Rise of the Planet of the Apes is the prequel to Planet of the Apes. It was directed by Rupert Wyatt, written by Rick Jaffa and Amanda Silver and stars James Franco, Andy Serkis, Freida Pinto, John Lithgow, Brian Cox, Tom Felton, David Oyelowo, Tyler Labine, David Hewlett and Ty Olsson.
Will (James Franco) is trying to develop a new drug that is supposed to combat Alzheimer’s. They are testing them on apes already and seeing good results. But right when they’re trying to take this a step further, something goes terribly wrong and Bright Eyes – they’re most successful ape – attacks her caretaker Robert (Tyler Labine). So the experiment is shelved. But Bright Eyes only freaked out because she had a baby – Caesar (Andy Serkis). Will takes Caesar in and soon discovers that he shows extraordinary mental faculties. And since Will’s father Charles (John Lightgow) suffers from Alzheimer himself, Will decides that he will continue the testing quite illegally.
I expected Rise of the Planet of the Apes to suck very hard. But I was pleasantly surprised by it – the performances are excellent, the script didn’t suck most of the time and the CGI was pretty good. Apart from a few moments where they just lost me, I really enjoyed myself.
Maybe my lack of great expectations made this shine as much as it did. I won’t deny that there are several moments where TEH STOOPID threatens to take over. But it’s never too much or too bad – they always make the jump in the end. [Even the trailer’s most head-desk-worthy moment, when James Franco talkes about The Cure actually isn’t that bad in the movie.] And the pacing is pretty much flawless, which always helps.
The other factors that help a lot are the actors. You’d expect no less from Andy Serkis or James Franco – they always give 110%. Tyler Labine made me regret that we didn’t get to see more of him. Tom Felton is obviously stuck being typecast (at least a little) and while subtlety may not be his strong suit, he does psychopaths very well.
The only bits where the movie falls apart for me is the interaction between the apes. I have no problems with accepting Caesar’s superior intellect, but why he should be able to communicate that well with the orang-utan [I forgot his name.
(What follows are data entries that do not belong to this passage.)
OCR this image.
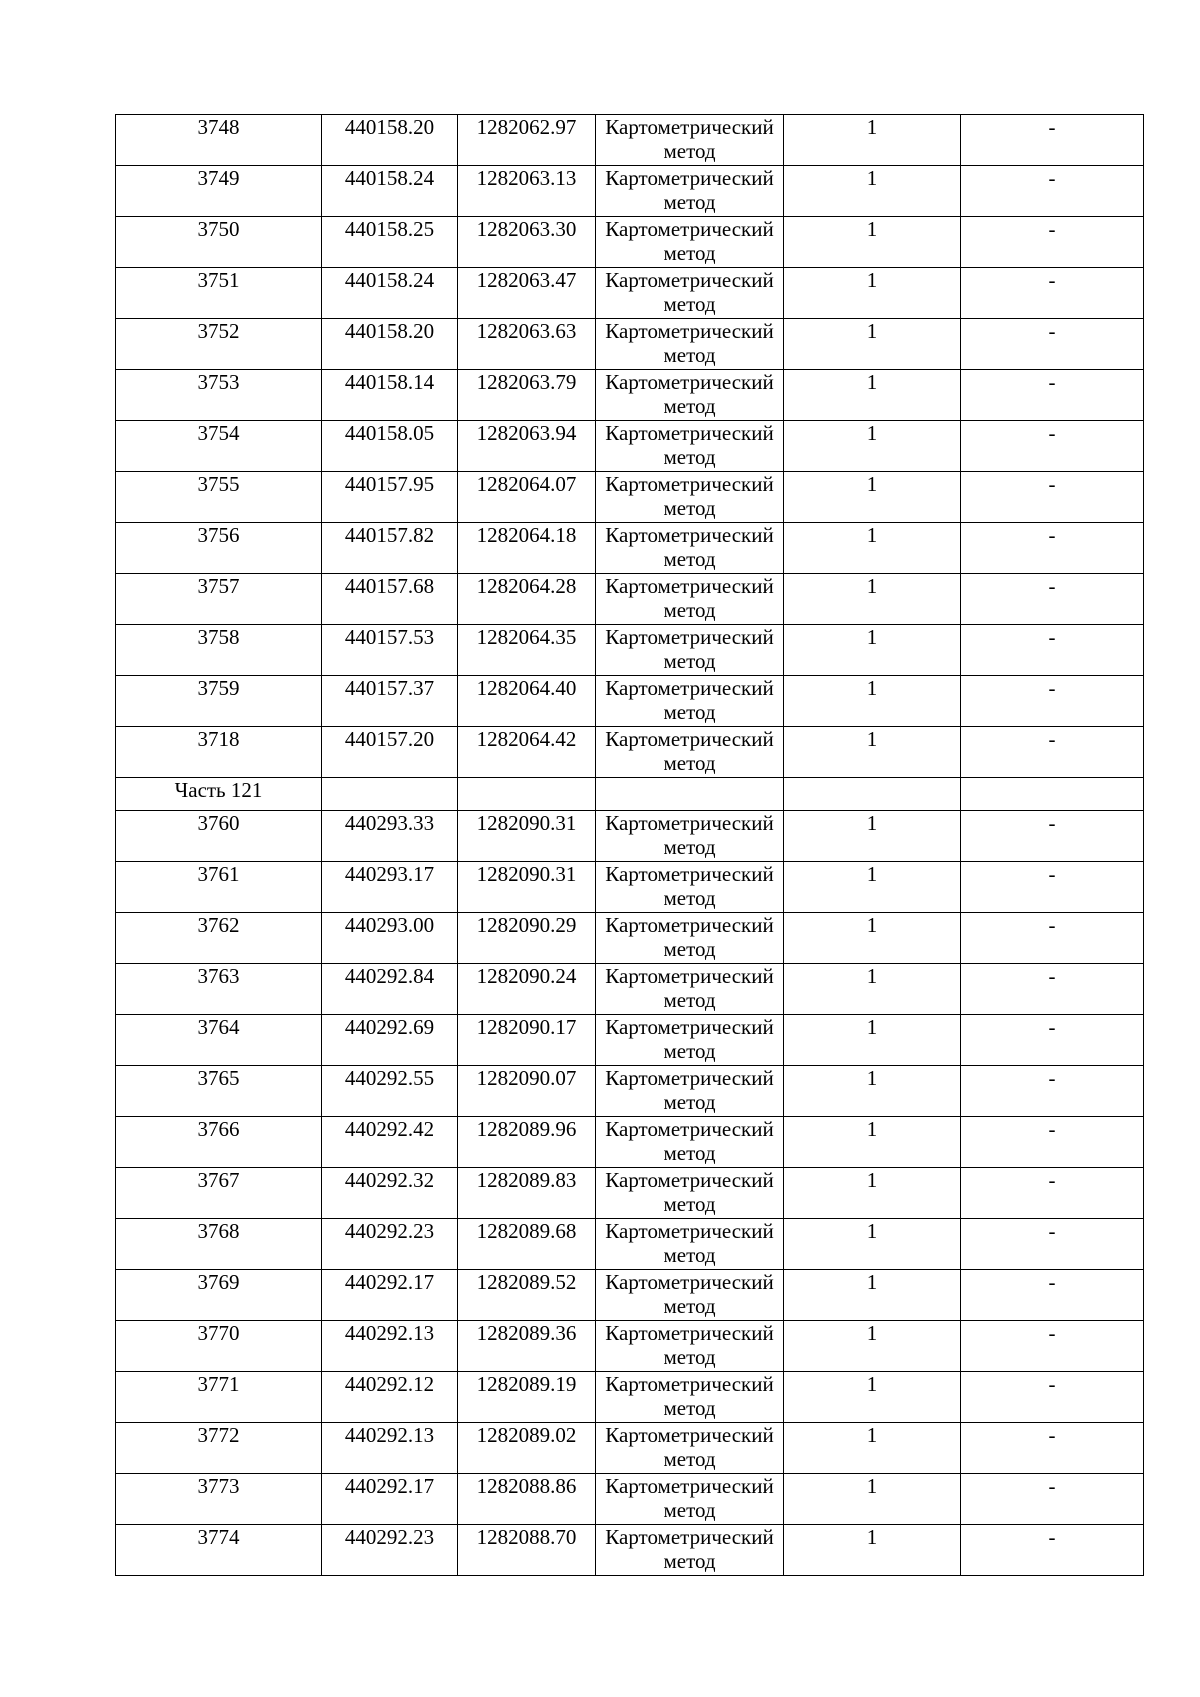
3748	440158.20	1282062.97	Картометрический метод	1	-
3749	440158.24	1282063.13	Картометрический метод	1	-
3750	440158.25	1282063.30	Картометрический метод	1	-
3751	440158.24	1282063.47	Картометрический метод	1	-
3752	440158.20	1282063.63	Картометрический метод	1	-
3753	440158.14	1282063.79	Картометрический метод	1	-
3754	440158.05	1282063.94	Картометрический метод	1	-
3755	440157.95	1282064.07	Картометрический метод	1	-
3756	440157.82	1282064.18	Картометрический метод	1	-
3757	440157.68	1282064.28	Картометрический метод	1	-
3758	440157.53	1282064.35	Картометрический метод	1	-
3759	440157.37	1282064.40	Картометрический метод	1	-
3718	440157.20	1282064.42	Картометрический метод	1	-
Часть 121					
3760	440293.33	1282090.31	Картометрический метод	1	-
3761	440293.17	1282090.31	Картометрический метод	1	-
3762	440293.00	1282090.29	Картометрический метод	1	-
3763	440292.84	1282090.24	Картометрический метод	1	-
3764	440292.69	1282090.17	Картометрический метод	1	-
3765	440292.55	1282090.07	Картометрический метод	1	-
3766	440292.42	1282089.96	Картометрический метод	1	-
3767	440292.32	1282089.83	Картометрический метод	1	-
3768	440292.23	1282089.68	Картометрический метод	1	-
3769	440292.17	1282089.52	Картометрический метод	1	-
3770	440292.13	1282089.36	Картометрический метод	1	-
3771	440292.12	1282089.19	Картометрический метод	1	-
3772	440292.13	1282089.02	Картометрический метод	1	-
3773	440292.17	1282088.86	Картометрический метод	1	-
3774	440292.23	1282088.70	Картометрический метод	1	-
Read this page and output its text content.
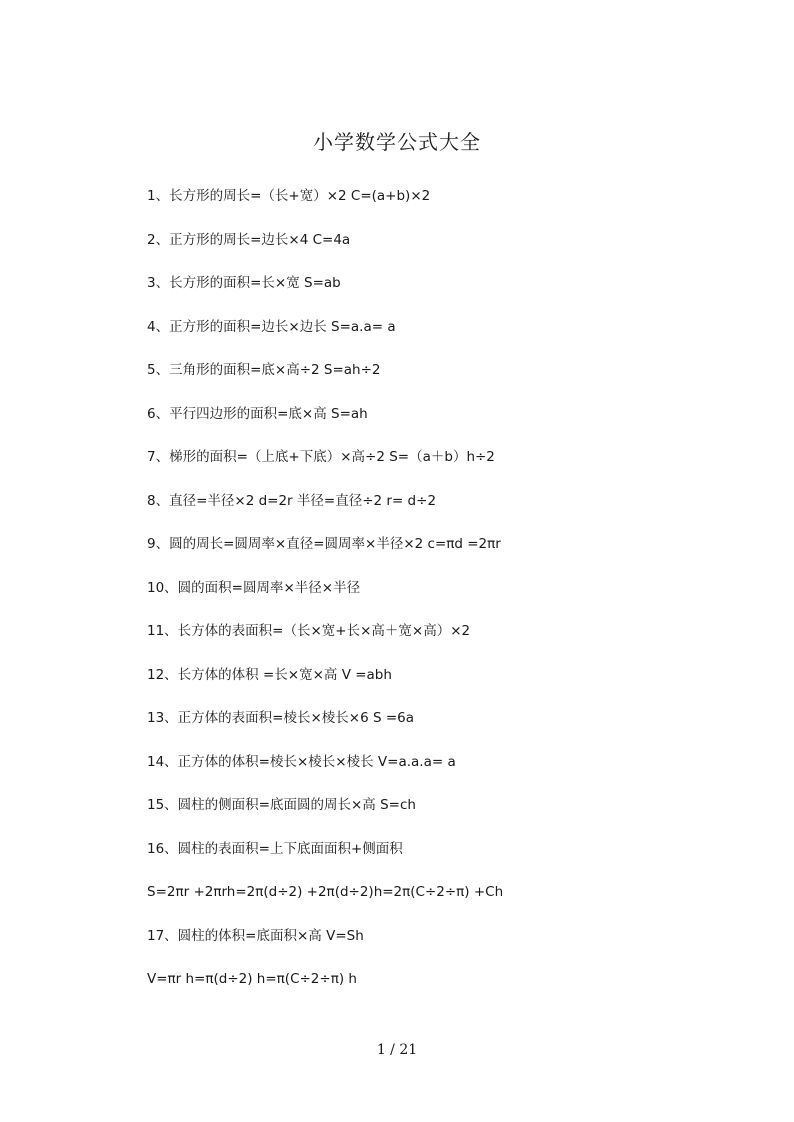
小学数学公式大全
1、长方形的周长=（长+宽）×2 C=(a+b)×2
2、正方形的周长=边长×4 C=4a
3、长方形的面积=长×宽 S=ab
4、正方形的面积=边长×边长 S=a.a= a
5、三角形的面积=底×高÷2 S=ah÷2
6、平行四边形的面积=底×高 S=ah
7、梯形的面积=（上底+下底）×高÷2 S=（a＋b）h÷2
8、直径=半径×2 d=2r 半径=直径÷2 r= d÷2
9、圆的周长=圆周率×直径=圆周率×半径×2 c=πd =2πr
10、圆的面积=圆周率×半径×半径
11、长方体的表面积=（长×宽+长×高＋宽×高）×2
12、长方体的体积 =长×宽×高 V =abh
13、正方体的表面积=棱长×棱长×6 S =6a
14、正方体的体积=棱长×棱长×棱长 V=a.a.a= a
15、圆柱的侧面积=底面圆的周长×高 S=ch
16、圆柱的表面积=上下底面面积+侧面积
S=2πr +2πrh=2π(d÷2) +2π(d÷2)h=2π(C÷2÷π) +Ch
17、圆柱的体积=底面积×高 V=Sh
V=πr h=π(d÷2) h=π(C÷2÷π) h
1 / 21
Maurice?] that quickly and easily in sign language and why the orang-utan should be able to express himself that well made no sense and made my suspension of disbelief snap for a while.
But other than that, the story hooked me and pulled me along and didn’t let me go until we’d left the theatre. Which is basically all I want from an action movie anyway.
Summarising: Extremely decent action film.